Cisco UDS is pretty new service and a lot of stuff relies on it now in UC infrastructure (like MRA for example – I should definetely write a post on how CIisco Jabber clients login with MRA – it’s a peice of art) and it deals with a huge load ok. But Cisco XCP Connection Manager in certain situations becomes unavailable under heavy load. From the perspective of the client it looks like it’s responding and even provides a list of possible auth mechanisms of PLAIN and CISCO_VTG_TOKEN, but returns nothing when a client send it’s encoded password with XMPP (you can observe this with PSI XML console for example).

URI dialling in UC infrastructure. Part 3.

In previous parts I’ve tried to cover the process of configuration of egress B2B URI calling. Now it’s time to set up inbound one, so your organization will have a URI in form of info@example.com and it can be dialled by outside partners.

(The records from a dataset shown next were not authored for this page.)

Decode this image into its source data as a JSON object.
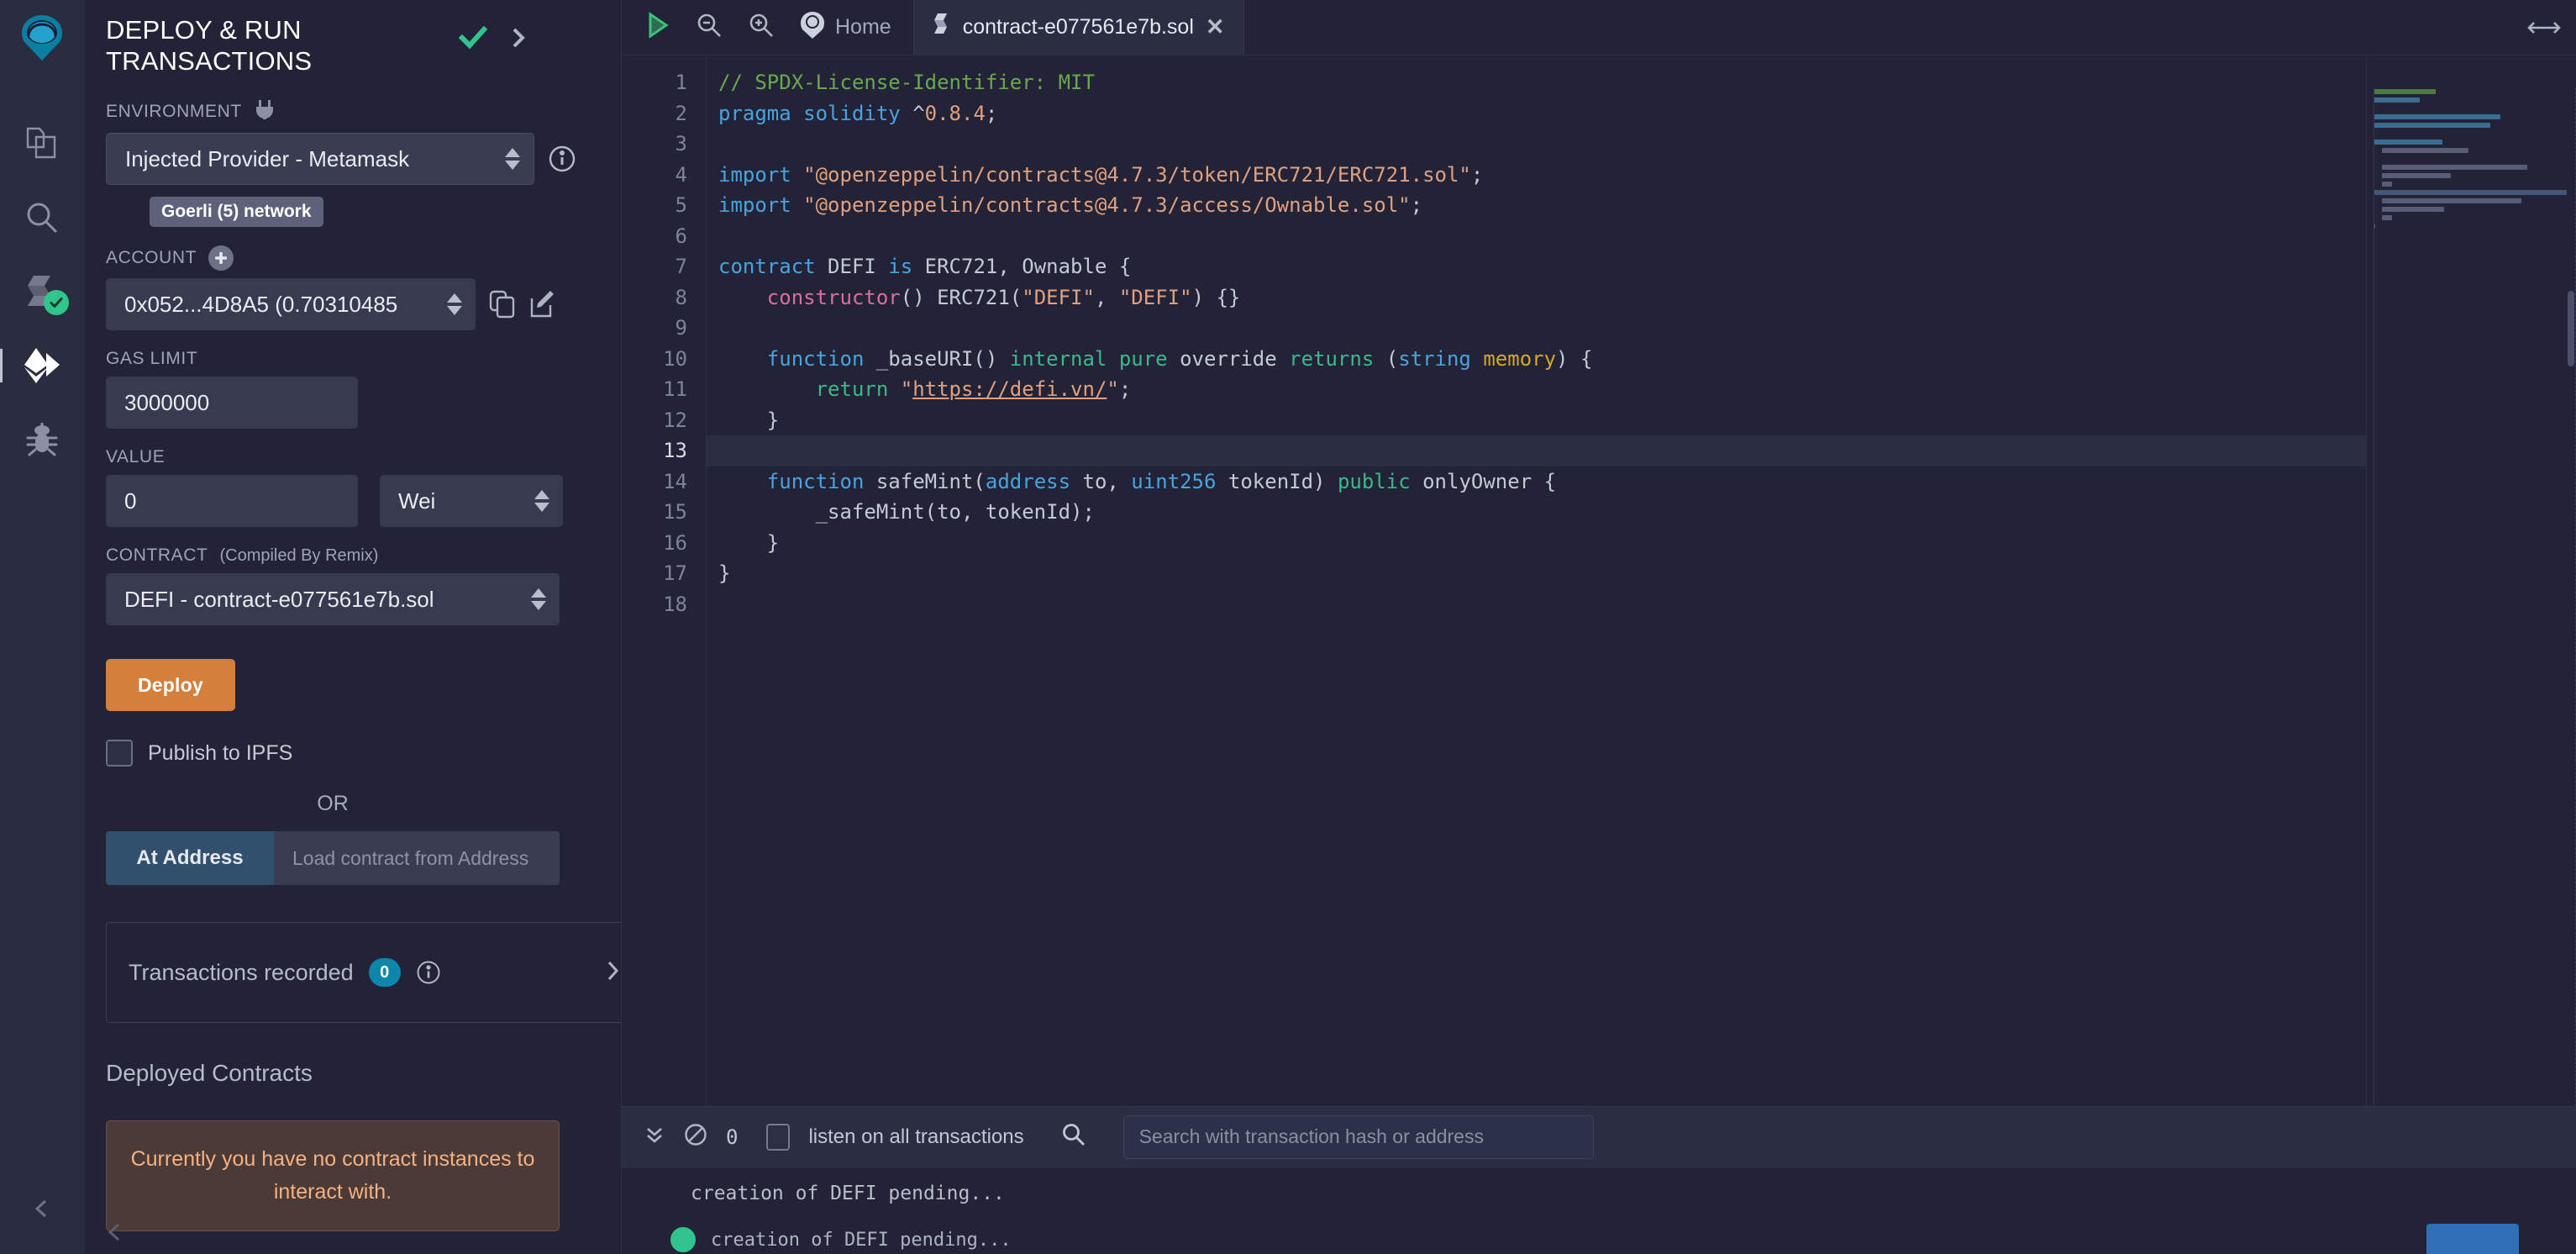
{
  "app": {
    "name": "Remix IDE",
    "accent_orange": "#d4803c",
    "accent_blue": "#0d86ab",
    "accent_green": "#32c48d",
    "bg": "#222336",
    "panel_bg": "#2a2c3f"
  },
  "icon_rail": {
    "items": [
      {
        "name": "remix-logo",
        "label": "Remix"
      },
      {
        "name": "file-explorer-icon",
        "label": "File explorer"
      },
      {
        "name": "search-icon",
        "label": "Search in files"
      },
      {
        "name": "solidity-compiler-icon",
        "label": "Solidity compiler",
        "status": "success"
      },
      {
        "name": "deploy-run-icon",
        "label": "Deploy & run transactions",
        "active": true
      },
      {
        "name": "debugger-icon",
        "label": "Debugger"
      },
      {
        "name": "settings-arrow-icon",
        "label": "Settings"
      }
    ]
  },
  "panel": {
    "title": "DEPLOY & RUN TRANSACTIONS",
    "head_icons": [
      {
        "name": "checkmark-icon",
        "label": "All ok"
      },
      {
        "name": "chevron-right-icon",
        "label": "Expand"
      }
    ],
    "environment": {
      "label": "ENVIRONMENT",
      "plug_icon": "plug-icon",
      "value": "Injected Provider - Metamask",
      "network_chip": "Goerli (5) network",
      "info_icon": "info-icon"
    },
    "account": {
      "label": "ACCOUNT",
      "add_icon": "plus-circle-icon",
      "value": "0x052...4D8A5 (0.70310485",
      "copy_icon": "copy-icon",
      "edit_icon": "edit-icon"
    },
    "gas_limit": {
      "label": "GAS LIMIT",
      "value": "3000000"
    },
    "value_field": {
      "label": "VALUE",
      "value": "0",
      "unit": "Wei"
    },
    "contract": {
      "label": "CONTRACT",
      "sublabel": "(Compiled By Remix)",
      "value": "DEFI - contract-e077561e7b.sol"
    },
    "deploy_button": "Deploy",
    "publish_ipfs": {
      "label": "Publish to IPFS",
      "checked": false
    },
    "or_text": "OR",
    "at_address": {
      "button": "At Address",
      "placeholder": "Load contract from Address"
    },
    "transactions_recorded": {
      "label": "Transactions recorded",
      "count": "0",
      "info_icon": "info-icon",
      "chevron_icon": "chevron-right-icon"
    },
    "deployed_contracts": {
      "title": "Deployed Contracts",
      "empty_message": "Currently you have no contract instances to interact with."
    }
  },
  "toolbar": {
    "run_icon": "play-icon",
    "zoom_out_icon": "zoom-out-icon",
    "zoom_in_icon": "zoom-in-icon",
    "home_icon": "remix-home-icon",
    "home_label": "Home",
    "resize_icon": "horizontal-resize-icon"
  },
  "tabs": [
    {
      "label": "contract-e077561e7b.sol",
      "icon": "solidity-file-icon",
      "close_icon": "close-icon",
      "active": true
    }
  ],
  "editor": {
    "active_line": 13,
    "lines": [
      {
        "n": 1,
        "tokens": [
          {
            "t": "// SPDX-License-Identifier: MIT",
            "c": "comment"
          }
        ]
      },
      {
        "n": 2,
        "tokens": [
          {
            "t": "pragma",
            "c": "key"
          },
          {
            "t": " ",
            "c": "plain"
          },
          {
            "t": "solidity",
            "c": "key"
          },
          {
            "t": " ^",
            "c": "plain"
          },
          {
            "t": "0.8.4",
            "c": "num"
          },
          {
            "t": ";",
            "c": "plain"
          }
        ]
      },
      {
        "n": 3,
        "tokens": []
      },
      {
        "n": 4,
        "tokens": [
          {
            "t": "import",
            "c": "key"
          },
          {
            "t": " ",
            "c": "plain"
          },
          {
            "t": "\"@openzeppelin/contracts@4.7.3/token/ERC721/ERC721.sol\"",
            "c": "str"
          },
          {
            "t": ";",
            "c": "plain"
          }
        ]
      },
      {
        "n": 5,
        "tokens": [
          {
            "t": "import",
            "c": "key"
          },
          {
            "t": " ",
            "c": "plain"
          },
          {
            "t": "\"@openzeppelin/contracts@4.7.3/access/Ownable.sol\"",
            "c": "str"
          },
          {
            "t": ";",
            "c": "plain"
          }
        ]
      },
      {
        "n": 6,
        "tokens": []
      },
      {
        "n": 7,
        "tokens": [
          {
            "t": "contract",
            "c": "key"
          },
          {
            "t": " DEFI ",
            "c": "plain"
          },
          {
            "t": "is",
            "c": "key"
          },
          {
            "t": " ERC721, Ownable {",
            "c": "plain"
          }
        ]
      },
      {
        "n": 8,
        "tokens": [
          {
            "t": "    ",
            "c": "plain"
          },
          {
            "t": "constructor",
            "c": "ctor"
          },
          {
            "t": "() ERC721(",
            "c": "plain"
          },
          {
            "t": "\"DEFI\"",
            "c": "str"
          },
          {
            "t": ", ",
            "c": "plain"
          },
          {
            "t": "\"DEFI\"",
            "c": "str"
          },
          {
            "t": ") {}",
            "c": "plain"
          }
        ]
      },
      {
        "n": 9,
        "tokens": []
      },
      {
        "n": 10,
        "tokens": [
          {
            "t": "    ",
            "c": "plain"
          },
          {
            "t": "function",
            "c": "key"
          },
          {
            "t": " _baseURI() ",
            "c": "plain"
          },
          {
            "t": "internal",
            "c": "green"
          },
          {
            "t": " ",
            "c": "plain"
          },
          {
            "t": "pure",
            "c": "green"
          },
          {
            "t": " override ",
            "c": "plain"
          },
          {
            "t": "returns",
            "c": "green"
          },
          {
            "t": " (",
            "c": "plain"
          },
          {
            "t": "string",
            "c": "type"
          },
          {
            "t": " ",
            "c": "plain"
          },
          {
            "t": "memory",
            "c": "mem"
          },
          {
            "t": ") {",
            "c": "plain"
          }
        ]
      },
      {
        "n": 11,
        "tokens": [
          {
            "t": "        ",
            "c": "plain"
          },
          {
            "t": "return",
            "c": "green"
          },
          {
            "t": " ",
            "c": "plain"
          },
          {
            "t": "\"",
            "c": "str"
          },
          {
            "t": "https://defi.vn/",
            "c": "link"
          },
          {
            "t": "\"",
            "c": "str"
          },
          {
            "t": ";",
            "c": "plain"
          }
        ]
      },
      {
        "n": 12,
        "tokens": [
          {
            "t": "    }",
            "c": "plain"
          }
        ]
      },
      {
        "n": 13,
        "tokens": []
      },
      {
        "n": 14,
        "tokens": [
          {
            "t": "    ",
            "c": "plain"
          },
          {
            "t": "function",
            "c": "key"
          },
          {
            "t": " safeMint(",
            "c": "plain"
          },
          {
            "t": "address",
            "c": "type"
          },
          {
            "t": " to, ",
            "c": "plain"
          },
          {
            "t": "uint256",
            "c": "type"
          },
          {
            "t": " tokenId) ",
            "c": "plain"
          },
          {
            "t": "public",
            "c": "green"
          },
          {
            "t": " onlyOwner {",
            "c": "plain"
          }
        ]
      },
      {
        "n": 15,
        "tokens": [
          {
            "t": "        _safeMint(to, tokenId);",
            "c": "plain"
          }
        ]
      },
      {
        "n": 16,
        "tokens": [
          {
            "t": "    }",
            "c": "plain"
          }
        ]
      },
      {
        "n": 17,
        "tokens": [
          {
            "t": "}",
            "c": "plain"
          }
        ]
      },
      {
        "n": 18,
        "tokens": []
      }
    ]
  },
  "terminal": {
    "collapse_icon": "double-chevron-down-icon",
    "clear_icon": "no-entry-icon",
    "count": "0",
    "listen_label": "listen on all transactions",
    "listen_checked": false,
    "search_icon": "search-icon",
    "search_placeholder": "Search with transaction hash or address",
    "logs": [
      "creation of DEFI pending..."
    ],
    "pending_tx": {
      "status_icon": "success-circle-icon",
      "text": "creation of DEFI pending..."
    }
  }
}
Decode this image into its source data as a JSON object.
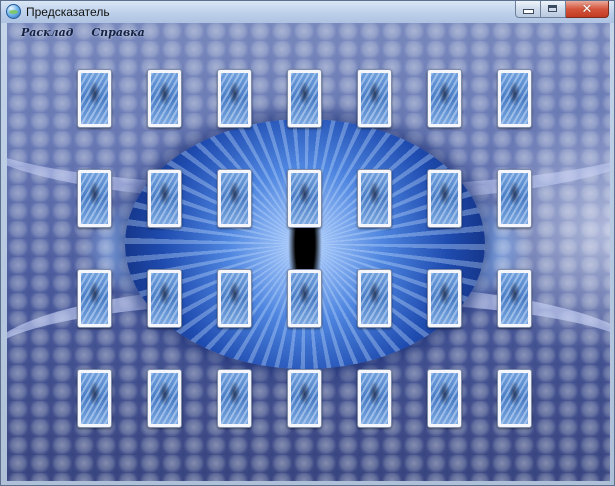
{
  "window": {
    "title": "Предсказатель"
  },
  "caption_buttons": {
    "minimize_icon": "minimize-icon",
    "maximize_icon": "maximize-icon",
    "close_icon": "close-icon",
    "close_glyph": "✕"
  },
  "menu": {
    "items": [
      {
        "label": "Расклад"
      },
      {
        "label": "Справка"
      }
    ]
  },
  "cards": {
    "rows": 4,
    "columns": 7,
    "face": "card-back-blue-dragon"
  },
  "colors": {
    "accent": "#3b6cc8",
    "close_button": "#c23a22",
    "menu_text": "#16213f"
  }
}
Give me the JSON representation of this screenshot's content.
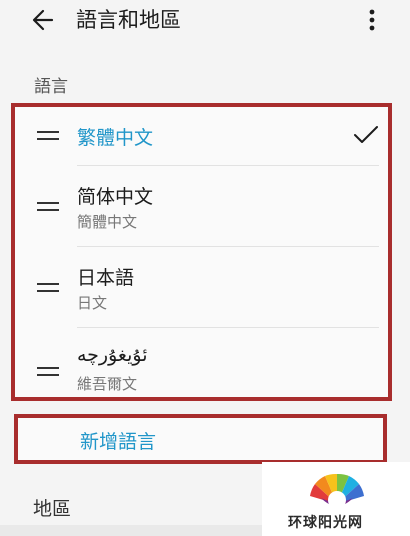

For my scheme to work you should have CUCM, a Expressway-C/E pair and Telepresence Conductor with confbridges up and running and capable of handing rendezvous conferences.
Let’s create a search rule on Expressway-E which will accept our URI and send it to Traversal zone toward Expressway-C.

On Expressway-C we are going to transform info@example.com on its way from Traversal Zone to 7777@cucm1.example.com and send it to Neighbor Zone pointing to CUCM

Assumed we have a Telepresence Conducter setup according to http://www.cisco.com/c/dam/en/us/td/docs/telepresence/infrastructure/conductor/config_guide/xc3-0_docs/TelePresence-Conductor-Unified-CM-Deployment-Guide-XC3-0.pdf
all we have to do is to create a route pattern of 7777 pointing to a SIP trunk for rendezvous conferences.

On Telepresence Conductor let’s create a separate alias of 7777 which refers to a template External B2B

Template External B2B should among other parameters have a pin set.

So when a remote party calls you they will see a standart Cisco background with a Example.com label and will be asked to enter a PIN via DTMF.

Of course all this setup is irrelevant if you don’t have DNS SRV records for your domain visible from public Internet.

And remember all these call will requeire a RMS licences on Expressway-C/E pairs.